Lihat ke Halaman Asli

Dizzman

TERVERIFIKASI

Public Policy and Infrastructure Analyst

Kala Kang Thamrin Memaksaku Jadi Manusia Bandara

Diperbarui: 5 September 2019   09:08

Kompasiana adalah platform blog. Konten ini menjadi tanggung jawab bloger dan tidak mewakili pandangan redaksi Kompas.

Cover Buku Manusia Bandara (dokpri)

Berita ihwal wafatnya maestro di dunia penulisan Kang Thamrin Sonata cukup mengejutkan saya mengingat belum lama kita bersua di Cisarua. Terakhir beliau WA saya untuk menyusun buku keroyokan bertema 'Indonesia Belajarlah', sebuah ide brilian untuk kemajuan bangsa yang mau belajar.

Sudah lama sebenarnya saya mengenal beliau, namun selama itu hanya 'say hello' saja sebagai sesama Kompasianers saat ada acara nangkring atau ngoplah. Tak lebih dan tak kurang. Justru saya lebih akrab dengan sohib beliau Bang Isson Khairul karena pernah sekamar waktu me-review sebuah hotel berbintang di Bandung.

Keakraban baru mulai terjalin saat menjelang ICD Malang 2018. Saat itu beliau melalui mbak Tamita menyampaikan pesan untuk menitip buku-buku terbitan Peniti Media di lapak Koteka alias sharing booth. Kebetulan karena saya juga sendiri karena admin Koteka yang lain sibuk urusan masing-masing, tawaran tersebut saya sambut dengan hati gembira.

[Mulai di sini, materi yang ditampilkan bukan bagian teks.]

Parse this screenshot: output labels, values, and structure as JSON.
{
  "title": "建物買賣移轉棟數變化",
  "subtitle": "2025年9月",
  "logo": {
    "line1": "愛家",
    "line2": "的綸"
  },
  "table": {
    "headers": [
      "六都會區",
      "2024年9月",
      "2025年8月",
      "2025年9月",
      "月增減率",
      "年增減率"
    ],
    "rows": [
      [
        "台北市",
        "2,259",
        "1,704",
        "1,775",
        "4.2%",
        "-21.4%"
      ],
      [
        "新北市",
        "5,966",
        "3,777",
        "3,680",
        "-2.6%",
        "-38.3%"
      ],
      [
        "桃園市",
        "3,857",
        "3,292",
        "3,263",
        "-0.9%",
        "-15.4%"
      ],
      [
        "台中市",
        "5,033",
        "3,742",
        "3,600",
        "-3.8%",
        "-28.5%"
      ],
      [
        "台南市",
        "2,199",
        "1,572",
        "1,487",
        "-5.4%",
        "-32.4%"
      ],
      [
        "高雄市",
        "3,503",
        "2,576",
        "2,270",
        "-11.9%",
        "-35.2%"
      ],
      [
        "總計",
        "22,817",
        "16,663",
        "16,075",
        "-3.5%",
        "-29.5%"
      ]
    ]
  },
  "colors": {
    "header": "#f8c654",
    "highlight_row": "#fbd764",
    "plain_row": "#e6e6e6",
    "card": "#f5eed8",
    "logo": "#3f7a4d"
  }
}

Kapan lagi saya bisa ngobrol intens kalau tidak satu booth, itulah pikiran saya saat itu. Saat saya bicara hendak menerbitkan buku, beliau langsung antusias dan menawarkan bantuannya. Apalagi ternyata temanya agak unik, serba serbi suka duka berada di bandara. Kebetulan saya memang sering dinas luar kota menggunakan moda transportasi pesawat terbang.

Singkat cerita, setelah ICD kami sempat kopdar di TIM untuk mengkongkritkan rencana penerbitan buku tersebut. Selanjutnya komunikasi dilakukan via WA dan naskahpun dikirim lewat email. Kurang lebih sekitar dua bulan proses pembuatan bukunya mulai dari editing naskah, cover, hingga cetak. Berhubung diterbitkan secara indie, saya keluar modal dulu untuk seluruh proses tersebut.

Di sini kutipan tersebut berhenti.